DALLAS -- Kimberly McCarthy's execution, postponed now for a second time, has been rescheduled for June 26.
It was supposed to be next Wednesday.
Her case dates back 15 years, when she went next door to borrow sugar from her 71-year-old neighbor, Dorothy Booth, in Lancaster. McCarthy beat, robbed, and killed Booth to buy crack cocaine.
Hours before her execution last month, a judge granted a temporary stay to allow her attorneys to work up an appeal based on the race of McCarthy's jurors -- 11 were white and one was black.
Dallas County prosecuted the case and last month, District Attorney Craig Watkins told News 8, "I believe that race played no role in the selection of Kimberly McCarthy's jury."
But Thursday afternoon, Watkins seemed to raise doubt about his earlier statement.
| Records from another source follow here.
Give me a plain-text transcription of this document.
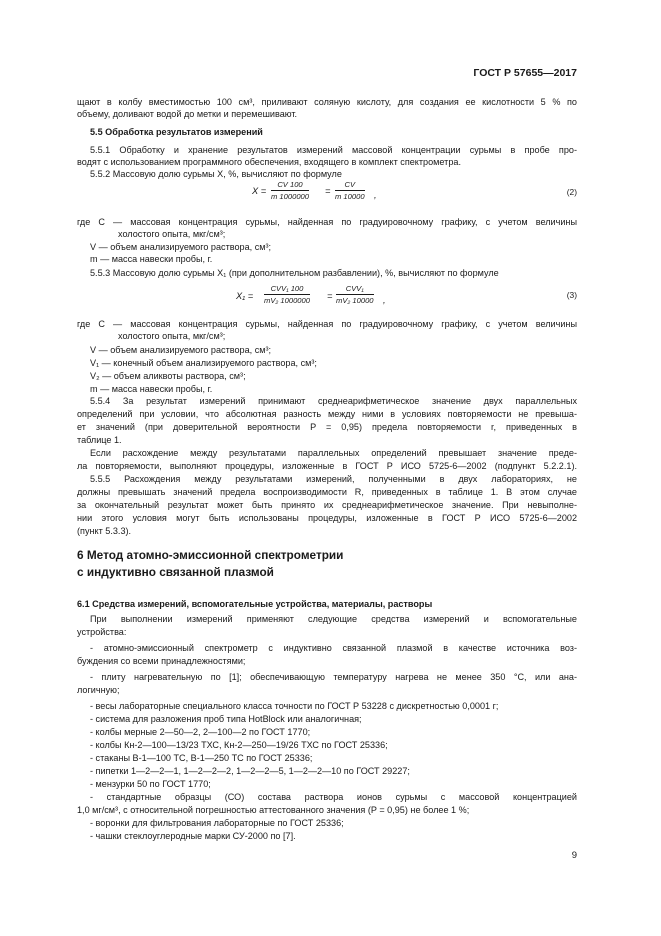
ГОСТ Р 57655—2017
щают в колбу вместимостью 100 см³, приливают соляную кислоту, для создания ее кислотности 5 % по
объему, доливают водой до метки и перемешивают.
5.5 Обработка результатов измерений
5.5.1 Обработку и хранение результатов измерений массовой концентрации сурьмы в пробе про-
водят с использованием программного обеспечения, входящего в комплект спектрометра.
5.5.2 Массовую долю сурьмы X, %, вычисляют по формуле
где C — массовая концентрация сурьмы, найденная по градуировочному графику, с учетом величины
холостого опыта, мкг/см³;
V — объем анализируемого раствора, см³;
m — масса навески пробы, г.
5.5.3 Массовую долю сурьмы X₁ (при дополнительном разбавлении), %, вычисляют по формуле
где C — массовая концентрация сурьмы, найденная по градуировочному графику, с учетом величины
холостого опыта, мкг/см³;
V — объем анализируемого раствора, см³;
V₁ — конечный объем анализируемого раствора, см³;
V₂ — объем аликвоты раствора, см³;
m — масса навески пробы, г.
5.5.4 За результат измерений принимают среднеарифметическое значение двух параллельных
определений при условии, что абсолютная разность между ними в условиях повторяемости не превыша-
ет значений (при доверительной вероятности P = 0,95) предела повторяемости r, приведенных в
таблице 1.
Если расхождение между результатами параллельных определений превышает значение преде-
ла повторяемости, выполняют процедуры, изложенные в ГОСТ Р ИСО 5725-6—2002 (подпункт 5.2.2.1).
5.5.5 Расхождения между результатами измерений, полученными в двух лабораториях, не
должны превышать значений предела воспроизводимости R, приведенных в таблице 1. В этом случае
за окончательный результат может быть принято их среднеарифметическое значение. При невыполне-
нии этого условия могут быть использованы процедуры, изложенные в ГОСТ Р ИСО 5725-6—2002
(пункт 5.3.3).
6.1 Средства измерений, вспомогательные устройства, материалы, растворы
При выполнении измерений применяют следующие средства измерений и вспомогательные
устройства:
- атомно-эмиссионный спектрометр с индуктивно связанной плазмой в качестве источника воз-
буждения со всеми принадлежностями;
- плиту нагревательную по [1]; обеспечивающую температуру нагрева не менее 350 °С, или ана-
логичную;
- весы лабораторные специального класса точности по ГОСТ Р 53228 с дискретностью 0,0001 г;
- система для разложения проб типа HotBlock или аналогичная;
- колбы мерные 2—50—2, 2—100—2 по ГОСТ 1770;
- колбы Кн-2—100—13/23 ТХС, Кн-2—250—19/26 ТХС по ГОСТ 25336;
- стаканы В-1—100 ТС, В-1—250 ТС по ГОСТ 25336;
- пипетки 1—2—2—1, 1—2—2—2, 1—2—2—5, 1—2—2—10 по ГОСТ 29227;
- мензурки 50 по ГОСТ 1770;
- стандартные образцы (СО) состава раствора ионов сурьмы с массовой концентрацией
1,0 мг/см³, с относительной погрешностью аттестованного значения (P = 0,95) не более 1 %;
- воронки для фильтрования лабораторные по ГОСТ 25336;
- чашки стеклоуглеродные марки СУ-2000 по [7].
$X = \frac{CV 100}{m 1000000} = \frac{CV}{m 10000}$ ,	(2)
X₁ =
CVV₁ 100
mV₂ 1000000 =
CVV₁
mV₂ 10000 ,	(3)
6 Метод атомно-эмиссионной спектрометрии
с индуктивно связанной плазмой
9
He said he now supports a stay of execution in McCarthy's case, now that a half-dozen bills are floating through the legislature, including one that would let convicts appeal their cases using race as a factor.
"When I sign a death warrant in Dallas County, I want the public to trust that the inmate who was sentenced to death by a jury received a fair trial," Watkins said in a statement. "The proposed legislation being reviewed at the Texas capitol can impact that."
"I don't understand what the point of going through all the appeals, going through the trials - what the point is - if at the end of the day, an attorney with an agenda can come in last minute and completely turn that upside down," said Leslie Aldred Lambert, Booth's granddaughter in a February interview with News 8.
Booth's killing is one of three murders linked to McCarthy. Watkins said the death penalty must be fairly administered, and done so without question, including any hints of racial bias.
Watkins will address reporters in the 292nd court in the Frank Crowley Courts Building at 9:30 a.m. on Friday morning.